The ~1,500 patients enrolled in the two trials had severe COPD (FEV1 ~45% predicted) with two to three exacerbations in the previous 12 months. Patients were already receiving triple therapy (corticosteroids, long-acting beta agonist, and antimuscarinic inhalers) for at least three months. In one study (METREX), patients with or without eosinophilia were enrolled. In the other (METREO), all patients had eosinophilia of varying severity.
The findings were mixed.
In METREO, which compared 'apples to apples' (all patients with eosinophilia), mepolizumab reduced yearly exacerbations by about 15-20% compared to placebo, but the result just missed statistical significance (P=0.07), and the higher dose (300 mg) was less effective than the lower dose (100 mg). Thus, a negative trial.
However, in METREX (some patients with eosinophilia, some not), mepolizumab reduced exacerbations by 14% in the pre-specified subgroup of patients with eosinophilia (P=0.04). The trials' results were published together in the New England Journal of Medicine.
GSK designed the trials so they could combine all the patients in lots of pre-specified meta-analyses and post-hoc analyses, slicing the population into multiple demographics (those who had previously had eosinophilia but now did not, those who had mild, moderate, or severe eosinophilia, those who had exacerbations treated with only steroids, vs. only antibiotics, etc.). While this increased the chances of finding COPD patients who might benefit from mepolizumab, it was also a sophisticated strategy to bolster the case for FDA approval, even if the primary endpoint was not met.
This design allowed GSK to show that although mepolizumab had no statistically significant benefit in any of the eosinophilia-stratified subgroups even after combining patients in the prespecified analysis ... the drug did have a clear dose-response relationship (see figure 5 in the paper). The higher the eosinophilia in patients with COPD, the greater the (non-statistically significant) response to mepolizumab. The subgroup of patients with the highest counts of ≥300 eosinophils/mm³ experienced 38% fewer COPD exacerbations while using mepolizumab, compared to placebo (albeit with a confidence interval just crossing 1).

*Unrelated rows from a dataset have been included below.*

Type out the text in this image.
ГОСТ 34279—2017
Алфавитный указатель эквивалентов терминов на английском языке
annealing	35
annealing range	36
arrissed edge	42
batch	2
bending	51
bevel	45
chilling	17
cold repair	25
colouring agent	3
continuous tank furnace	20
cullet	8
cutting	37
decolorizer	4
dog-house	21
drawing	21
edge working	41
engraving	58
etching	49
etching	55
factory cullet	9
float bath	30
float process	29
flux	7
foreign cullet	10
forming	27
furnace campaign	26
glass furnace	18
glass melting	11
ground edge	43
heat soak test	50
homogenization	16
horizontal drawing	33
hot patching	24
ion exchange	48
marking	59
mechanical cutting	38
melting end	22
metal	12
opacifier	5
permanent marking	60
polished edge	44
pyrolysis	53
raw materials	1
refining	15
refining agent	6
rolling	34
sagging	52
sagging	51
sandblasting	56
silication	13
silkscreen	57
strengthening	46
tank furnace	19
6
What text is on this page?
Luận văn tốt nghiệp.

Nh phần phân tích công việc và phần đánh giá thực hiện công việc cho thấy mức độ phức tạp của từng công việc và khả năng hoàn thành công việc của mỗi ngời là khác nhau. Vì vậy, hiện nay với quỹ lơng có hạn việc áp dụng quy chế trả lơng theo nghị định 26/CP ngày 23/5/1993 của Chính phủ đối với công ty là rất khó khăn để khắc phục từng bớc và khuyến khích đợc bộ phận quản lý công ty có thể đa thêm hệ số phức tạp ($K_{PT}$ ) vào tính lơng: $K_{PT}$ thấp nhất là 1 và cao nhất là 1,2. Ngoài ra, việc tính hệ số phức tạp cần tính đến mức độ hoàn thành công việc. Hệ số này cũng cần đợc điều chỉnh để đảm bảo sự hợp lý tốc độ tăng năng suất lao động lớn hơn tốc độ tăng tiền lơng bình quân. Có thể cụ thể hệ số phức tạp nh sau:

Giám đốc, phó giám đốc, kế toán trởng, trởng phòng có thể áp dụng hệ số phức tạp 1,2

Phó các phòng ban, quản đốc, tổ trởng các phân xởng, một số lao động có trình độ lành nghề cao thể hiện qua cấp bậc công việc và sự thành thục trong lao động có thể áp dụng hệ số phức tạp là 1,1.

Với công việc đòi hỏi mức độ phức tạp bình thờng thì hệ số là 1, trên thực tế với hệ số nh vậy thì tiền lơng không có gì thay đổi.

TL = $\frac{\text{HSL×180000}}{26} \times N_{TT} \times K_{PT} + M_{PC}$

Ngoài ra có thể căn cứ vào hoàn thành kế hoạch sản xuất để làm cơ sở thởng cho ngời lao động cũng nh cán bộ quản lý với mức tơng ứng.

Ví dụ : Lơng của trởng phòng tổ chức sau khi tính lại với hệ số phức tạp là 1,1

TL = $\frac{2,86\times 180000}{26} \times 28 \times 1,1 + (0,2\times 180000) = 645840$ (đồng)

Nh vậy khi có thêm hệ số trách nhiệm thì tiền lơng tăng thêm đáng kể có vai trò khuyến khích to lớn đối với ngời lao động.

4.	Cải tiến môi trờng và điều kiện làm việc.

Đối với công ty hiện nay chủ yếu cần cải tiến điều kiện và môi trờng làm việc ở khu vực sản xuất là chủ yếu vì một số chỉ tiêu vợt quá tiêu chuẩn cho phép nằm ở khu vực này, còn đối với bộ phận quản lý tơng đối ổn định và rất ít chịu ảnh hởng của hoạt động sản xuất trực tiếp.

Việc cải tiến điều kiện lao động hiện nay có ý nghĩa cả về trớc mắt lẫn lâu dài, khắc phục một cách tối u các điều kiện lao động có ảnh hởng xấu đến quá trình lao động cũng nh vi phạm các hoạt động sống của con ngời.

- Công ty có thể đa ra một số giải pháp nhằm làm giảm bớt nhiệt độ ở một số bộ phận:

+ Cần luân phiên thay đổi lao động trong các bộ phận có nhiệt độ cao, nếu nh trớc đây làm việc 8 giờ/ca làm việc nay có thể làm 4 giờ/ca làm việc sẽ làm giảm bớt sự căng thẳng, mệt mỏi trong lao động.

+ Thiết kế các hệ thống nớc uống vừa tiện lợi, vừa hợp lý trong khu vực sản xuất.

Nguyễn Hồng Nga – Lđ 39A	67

Also, the patients who had lower eosinophil counts (<150/mm³) at enrollment, but had previously had at least one eosinophil count >300/mm³, had the largest (non-significant) effect. The clinical-biologic idea here being a sudden flare of increased eosinophilia could be contributory to COPD exacerbations, and would be ameliorated by mepolizumab.
Both mepolizumab and placebo patients experienced a higher than expected rate of pneumonia (~10%), which authors attributed to their severe COPD and use of inhaled glucocorticoids, which increase risk for pneumonia. The rate of adverse events among patients taking mepolizumab was similar to that with placebo.
Mepolizumab is an injectible monoclonal antibody directed against interleukin-5, which decreases maturation and release of eosinophils from the bone marrow. The drug did not show benefit in COPD with eosinophilia in a previous underpowered pilot study, among only 18 patients.
Nucala hit the U.S. asthma treatment market in 2015 with an estimated $32,500/year price tag. Teva's competing anti-eosinophilic injectible reslizumab (Cinqair) was approved by FDA for severe asthma with eosinophilia in 2016.
After results of the two trials were released, GlaxoSmithKline announced it would seek FDA approval for Nucala to treat COPD with eosinophilia.
About 12 million people in the U.S. are diagnosed with COPD. It's unknown how many patients have severe COPD and high eosinophils, uncontrolled on triple therapy with frequent exacerbations, who might benefit from anti-eosinophil injectible antibodies.